Cancer has affected me personally through seeing my family members battle this disease. My mother is a two-time cancer survivor. She was first diagnosed when I was a senior in high school. I remember being scared to death because we all knew that cancer ran in her family, and it had been a death sentence to all before her. My mom was a fighter though, and she beat the disease. After that, it was like everyone we knew was being touched by this thing. My grandfather was next, and we took care of him while he fought his battle that he would eventually lose. My mom was then diagnosed a second time and, being out of options in our small rural community, we took her to UVA where she was cared for and beat cancer for the second time. After her bouts, when I was in my late teens and early twenties, there was a gap where we all just lived life. I’ve since had two uncles pass away, and in 2012 my mother-in-law was diagnosed with cancer. She, too, I’m proud to say, is a survivor. Even in the survivors, treatment takes a lasting toll. There is always the thought, “If only we had known sooner, the outcomes could have been better,” but we will never know.

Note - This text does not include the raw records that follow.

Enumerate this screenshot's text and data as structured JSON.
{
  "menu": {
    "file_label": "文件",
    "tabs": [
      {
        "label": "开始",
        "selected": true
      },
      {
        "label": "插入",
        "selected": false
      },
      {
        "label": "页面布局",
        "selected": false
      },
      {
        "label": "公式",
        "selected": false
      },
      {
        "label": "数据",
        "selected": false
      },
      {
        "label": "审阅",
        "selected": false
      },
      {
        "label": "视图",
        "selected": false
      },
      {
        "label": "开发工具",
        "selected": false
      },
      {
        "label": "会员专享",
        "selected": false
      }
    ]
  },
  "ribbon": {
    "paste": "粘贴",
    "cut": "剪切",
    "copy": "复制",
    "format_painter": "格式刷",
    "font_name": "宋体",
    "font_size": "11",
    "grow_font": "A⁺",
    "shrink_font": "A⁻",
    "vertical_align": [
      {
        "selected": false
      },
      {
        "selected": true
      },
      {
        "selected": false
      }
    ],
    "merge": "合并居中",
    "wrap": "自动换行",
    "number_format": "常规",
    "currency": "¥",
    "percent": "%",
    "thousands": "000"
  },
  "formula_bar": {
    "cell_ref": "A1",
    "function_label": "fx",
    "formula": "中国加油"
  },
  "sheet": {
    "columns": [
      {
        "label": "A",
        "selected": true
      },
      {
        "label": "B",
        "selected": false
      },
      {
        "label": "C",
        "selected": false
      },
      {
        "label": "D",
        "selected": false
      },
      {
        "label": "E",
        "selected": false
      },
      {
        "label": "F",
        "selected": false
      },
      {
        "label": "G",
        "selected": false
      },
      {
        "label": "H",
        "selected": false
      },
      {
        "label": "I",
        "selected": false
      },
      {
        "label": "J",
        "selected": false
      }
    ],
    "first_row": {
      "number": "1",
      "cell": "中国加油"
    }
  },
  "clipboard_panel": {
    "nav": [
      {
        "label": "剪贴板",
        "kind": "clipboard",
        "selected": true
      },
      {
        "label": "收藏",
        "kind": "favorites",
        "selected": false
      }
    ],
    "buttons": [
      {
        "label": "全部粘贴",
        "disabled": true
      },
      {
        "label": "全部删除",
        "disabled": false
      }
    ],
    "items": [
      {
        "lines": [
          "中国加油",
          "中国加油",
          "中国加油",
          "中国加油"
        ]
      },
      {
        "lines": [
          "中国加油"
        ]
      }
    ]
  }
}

I have been interested in the work of the V Foundation for some time. I began donating in honor of an uncle that I lost. I love that my individual donations go directly to fund cancer research, and I love the transparency of the Foundation as well. I remember getting my first newsletter detailing breakthroughs that had been made in early detection and just thinking, “Wow, how many lives might this save?” I survived a heart attack as a 27-year-old and needed to be more diligent in my fitness, so when I saw an ad for the inaugural Victory Ride last year, I jumped at the opportunity because now I’m riding for more than just me. It made me feel like part of something much bigger than just me.
I have enjoyed both rides, and I hope to continue participating for many years to come. If I were unable to ride, I’d still volunteer. I think just seeing so many people out there doing something together for others and honoring the memories of those fighting and those we’ve lost is just overwhelming. This event is fun, but it is a challenge. I’ve seen some gorgeous scenery and met some amazing people and really pushed myself farther than I thought I’d be able to go in times past. There have been very few accomplishments in my life that made me feel better than crossing the finish line and hearing “Welcome Back Rider” on the PA and the cheers from the volunteers and supporters. It really does make you feel like a million bucks. I think, by far, the best thing about it though is knowing that I’m helping others beat cancer.
During the fundraising effort, I used Facebook, and just asking people at work. Having the donate button on Facebook helped this year. I lost some donors from last year, but picked up more than I lost this year. I have enjoyed following the blog this year and learning what other folks have done has definitely helped me to get a better game plan for next year. I look forward to improving on the fundraising goals next year.
I would definitely say that Victory Over Cancer®, for me, means the elimination of this disease from the face of the earth. In the meantime, there are many small victories to be won. Early detection is a start for sure. The sooner you can identify the disease, the better the odds. I just hope one day, cancer is something that we only have to read about in a history book.